LONDON - Sajid Javid will replace Amber Rudd as Home Secretary, Downing Street has confirmed.
Rudd was forced to resign on Sunday evening following a series of damaging leaks relating to the Windrush scandal which placed her ministerial record under heavy scrutiny.
Javid has served as MP for Bromsgrove in Worcestershire since 2010, and was Secretary of State for Communities and Local Government since Theresa May's appointment as Prime Minister in July 2016.
He is a former managing director at Deutsche Bank, and a widely respected figure within the party who has long been tipped for promotion. He campaigned for Remain in the EU referendum but is seen as relatively Eurosceptic.

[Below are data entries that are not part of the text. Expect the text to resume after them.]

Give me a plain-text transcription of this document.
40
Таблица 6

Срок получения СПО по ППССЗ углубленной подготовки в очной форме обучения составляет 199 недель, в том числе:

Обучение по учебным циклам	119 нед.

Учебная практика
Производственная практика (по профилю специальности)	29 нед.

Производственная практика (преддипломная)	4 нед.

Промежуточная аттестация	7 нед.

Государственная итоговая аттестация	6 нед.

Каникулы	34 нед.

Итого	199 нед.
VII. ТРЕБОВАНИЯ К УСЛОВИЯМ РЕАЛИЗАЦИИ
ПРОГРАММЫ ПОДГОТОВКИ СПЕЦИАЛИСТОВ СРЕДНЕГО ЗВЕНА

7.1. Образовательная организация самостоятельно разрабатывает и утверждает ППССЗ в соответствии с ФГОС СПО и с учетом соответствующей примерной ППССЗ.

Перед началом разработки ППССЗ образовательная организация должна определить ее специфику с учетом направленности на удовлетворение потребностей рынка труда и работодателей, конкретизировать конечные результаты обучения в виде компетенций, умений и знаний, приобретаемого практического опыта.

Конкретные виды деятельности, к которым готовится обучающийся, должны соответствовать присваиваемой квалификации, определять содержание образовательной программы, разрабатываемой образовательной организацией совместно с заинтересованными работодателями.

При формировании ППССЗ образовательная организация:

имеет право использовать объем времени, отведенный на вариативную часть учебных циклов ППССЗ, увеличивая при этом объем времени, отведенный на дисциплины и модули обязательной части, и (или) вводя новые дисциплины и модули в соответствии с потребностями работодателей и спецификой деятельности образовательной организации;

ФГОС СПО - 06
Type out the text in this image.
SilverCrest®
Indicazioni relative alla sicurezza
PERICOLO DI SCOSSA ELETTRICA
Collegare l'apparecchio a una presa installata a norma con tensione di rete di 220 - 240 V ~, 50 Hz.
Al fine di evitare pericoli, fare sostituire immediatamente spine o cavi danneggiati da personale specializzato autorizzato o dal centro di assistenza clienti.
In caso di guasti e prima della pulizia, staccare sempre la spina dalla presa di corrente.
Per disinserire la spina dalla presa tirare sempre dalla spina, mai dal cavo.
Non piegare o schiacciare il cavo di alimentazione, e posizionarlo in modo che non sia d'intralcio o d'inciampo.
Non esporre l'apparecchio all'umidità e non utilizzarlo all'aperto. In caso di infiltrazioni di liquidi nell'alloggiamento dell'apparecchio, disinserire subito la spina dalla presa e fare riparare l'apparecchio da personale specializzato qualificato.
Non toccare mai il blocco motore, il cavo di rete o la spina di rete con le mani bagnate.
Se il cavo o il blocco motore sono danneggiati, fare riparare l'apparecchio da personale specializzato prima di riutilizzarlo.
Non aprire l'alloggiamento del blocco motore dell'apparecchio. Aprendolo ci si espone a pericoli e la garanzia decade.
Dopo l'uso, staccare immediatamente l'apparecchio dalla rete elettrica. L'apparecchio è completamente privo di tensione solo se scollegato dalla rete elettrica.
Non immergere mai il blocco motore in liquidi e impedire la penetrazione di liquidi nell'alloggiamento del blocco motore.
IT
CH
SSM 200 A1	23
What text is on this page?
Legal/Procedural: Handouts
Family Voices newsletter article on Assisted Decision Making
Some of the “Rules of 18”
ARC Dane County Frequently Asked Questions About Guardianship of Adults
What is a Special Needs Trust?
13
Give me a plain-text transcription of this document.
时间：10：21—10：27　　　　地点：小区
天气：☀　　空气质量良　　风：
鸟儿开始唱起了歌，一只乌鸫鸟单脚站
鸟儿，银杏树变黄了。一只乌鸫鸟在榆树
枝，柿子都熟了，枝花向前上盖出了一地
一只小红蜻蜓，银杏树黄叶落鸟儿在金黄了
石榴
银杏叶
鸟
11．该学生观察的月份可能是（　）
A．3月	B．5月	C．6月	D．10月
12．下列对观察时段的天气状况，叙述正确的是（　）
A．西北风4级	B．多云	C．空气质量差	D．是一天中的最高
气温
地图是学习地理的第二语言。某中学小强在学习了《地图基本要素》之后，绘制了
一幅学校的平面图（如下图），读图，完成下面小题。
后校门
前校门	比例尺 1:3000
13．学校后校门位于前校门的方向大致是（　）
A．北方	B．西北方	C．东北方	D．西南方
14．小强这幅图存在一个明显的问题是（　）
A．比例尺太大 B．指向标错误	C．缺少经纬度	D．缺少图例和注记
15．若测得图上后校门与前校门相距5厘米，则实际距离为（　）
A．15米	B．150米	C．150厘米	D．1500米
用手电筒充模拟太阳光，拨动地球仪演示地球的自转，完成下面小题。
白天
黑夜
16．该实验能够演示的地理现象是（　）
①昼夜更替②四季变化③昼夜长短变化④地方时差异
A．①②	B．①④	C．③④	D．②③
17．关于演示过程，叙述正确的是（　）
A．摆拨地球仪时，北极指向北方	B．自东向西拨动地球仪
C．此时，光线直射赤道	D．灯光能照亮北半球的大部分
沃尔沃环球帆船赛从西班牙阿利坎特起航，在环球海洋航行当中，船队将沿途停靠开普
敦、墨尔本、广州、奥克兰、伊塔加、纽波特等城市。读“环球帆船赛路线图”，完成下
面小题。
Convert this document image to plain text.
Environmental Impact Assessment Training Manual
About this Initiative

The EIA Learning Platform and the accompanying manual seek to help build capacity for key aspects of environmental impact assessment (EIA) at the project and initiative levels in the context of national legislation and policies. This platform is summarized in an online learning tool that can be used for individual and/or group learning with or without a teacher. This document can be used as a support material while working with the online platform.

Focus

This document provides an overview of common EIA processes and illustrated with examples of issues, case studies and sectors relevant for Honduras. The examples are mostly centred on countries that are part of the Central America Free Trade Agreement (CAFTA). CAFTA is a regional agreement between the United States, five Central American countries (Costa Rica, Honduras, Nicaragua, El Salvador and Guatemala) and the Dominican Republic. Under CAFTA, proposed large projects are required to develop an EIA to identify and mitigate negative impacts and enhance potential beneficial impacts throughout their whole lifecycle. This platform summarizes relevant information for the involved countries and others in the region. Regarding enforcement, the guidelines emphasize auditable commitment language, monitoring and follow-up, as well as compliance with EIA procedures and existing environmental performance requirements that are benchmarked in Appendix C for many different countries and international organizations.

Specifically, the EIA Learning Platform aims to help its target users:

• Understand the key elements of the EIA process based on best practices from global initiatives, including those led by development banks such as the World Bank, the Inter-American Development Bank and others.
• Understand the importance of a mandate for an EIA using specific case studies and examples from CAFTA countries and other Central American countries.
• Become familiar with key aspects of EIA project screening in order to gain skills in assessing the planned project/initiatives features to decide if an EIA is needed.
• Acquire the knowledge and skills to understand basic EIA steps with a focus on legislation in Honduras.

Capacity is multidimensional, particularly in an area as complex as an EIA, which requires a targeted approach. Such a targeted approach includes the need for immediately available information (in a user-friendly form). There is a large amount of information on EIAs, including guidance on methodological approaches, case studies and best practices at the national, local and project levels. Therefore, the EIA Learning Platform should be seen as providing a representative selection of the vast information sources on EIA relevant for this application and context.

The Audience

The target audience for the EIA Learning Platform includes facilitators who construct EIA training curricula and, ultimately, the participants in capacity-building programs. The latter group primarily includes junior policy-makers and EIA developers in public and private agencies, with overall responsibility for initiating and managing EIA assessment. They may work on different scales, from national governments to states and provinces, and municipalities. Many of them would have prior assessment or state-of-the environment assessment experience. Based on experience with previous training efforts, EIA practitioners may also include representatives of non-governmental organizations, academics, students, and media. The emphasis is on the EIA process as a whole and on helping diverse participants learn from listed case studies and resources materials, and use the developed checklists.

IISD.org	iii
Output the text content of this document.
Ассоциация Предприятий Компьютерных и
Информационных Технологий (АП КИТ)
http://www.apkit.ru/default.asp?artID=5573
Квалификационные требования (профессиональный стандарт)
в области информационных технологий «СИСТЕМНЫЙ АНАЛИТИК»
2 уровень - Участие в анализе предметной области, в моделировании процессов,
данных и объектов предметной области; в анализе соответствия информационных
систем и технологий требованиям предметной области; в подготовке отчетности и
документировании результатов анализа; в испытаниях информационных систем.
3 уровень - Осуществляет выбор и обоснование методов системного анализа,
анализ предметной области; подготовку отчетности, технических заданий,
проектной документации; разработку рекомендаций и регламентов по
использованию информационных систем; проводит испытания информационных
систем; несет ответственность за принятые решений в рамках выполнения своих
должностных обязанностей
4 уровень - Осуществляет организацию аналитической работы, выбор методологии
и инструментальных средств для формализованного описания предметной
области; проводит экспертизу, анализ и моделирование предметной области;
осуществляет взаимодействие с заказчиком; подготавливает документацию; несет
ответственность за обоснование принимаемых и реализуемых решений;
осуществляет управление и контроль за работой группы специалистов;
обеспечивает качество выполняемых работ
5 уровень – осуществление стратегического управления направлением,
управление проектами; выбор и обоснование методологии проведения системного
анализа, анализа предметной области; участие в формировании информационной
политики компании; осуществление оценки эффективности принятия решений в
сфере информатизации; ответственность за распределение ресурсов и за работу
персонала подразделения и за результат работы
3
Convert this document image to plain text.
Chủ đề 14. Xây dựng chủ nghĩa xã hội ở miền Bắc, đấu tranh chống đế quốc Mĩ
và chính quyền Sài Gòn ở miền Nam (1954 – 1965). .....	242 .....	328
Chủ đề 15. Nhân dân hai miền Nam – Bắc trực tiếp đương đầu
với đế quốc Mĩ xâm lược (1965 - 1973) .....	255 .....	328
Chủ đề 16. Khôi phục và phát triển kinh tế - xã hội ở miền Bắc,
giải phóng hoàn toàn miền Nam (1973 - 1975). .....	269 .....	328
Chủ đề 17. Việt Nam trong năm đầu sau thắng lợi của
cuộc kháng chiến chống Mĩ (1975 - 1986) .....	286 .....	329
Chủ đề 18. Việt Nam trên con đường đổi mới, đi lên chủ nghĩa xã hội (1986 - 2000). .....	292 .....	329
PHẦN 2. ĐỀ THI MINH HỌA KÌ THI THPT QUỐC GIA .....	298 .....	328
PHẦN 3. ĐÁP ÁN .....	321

He tweeted yesterday that he was "sad" about Rudd's departure.
Downing Street said it had accepted Rudd's resignation on Sunday following a number of leaks regarding alleged deportation targets used by the Home Office under her leadership.
Rudd last week told the Home Affairs Select Committee this week that the Home Office did not have targets for removals. She then backtracked and claimed the department had local targets, but said she was unaware of them.
However, on Sunday the Guardian published a letter Rudd sent to May last year in which she boasted about "ambitious but deliverable" targets for deporting illegal immigrants, suggesting she did know about the policy.
And on Friday the Guardian leaked a memo which was sent to Rudd saying that the department had "a target of achieving 12,800 enforced returns in 2017-18," adding that "we have exceeded our target of assisted returns."
The issue of deportations has become particularly toxic because of the Windrush scandal, which erupted following reports that numerous Caribbean-born UK immigrants had been harassed, threatened with deportation, and made destitute despite being legally resident in Britain.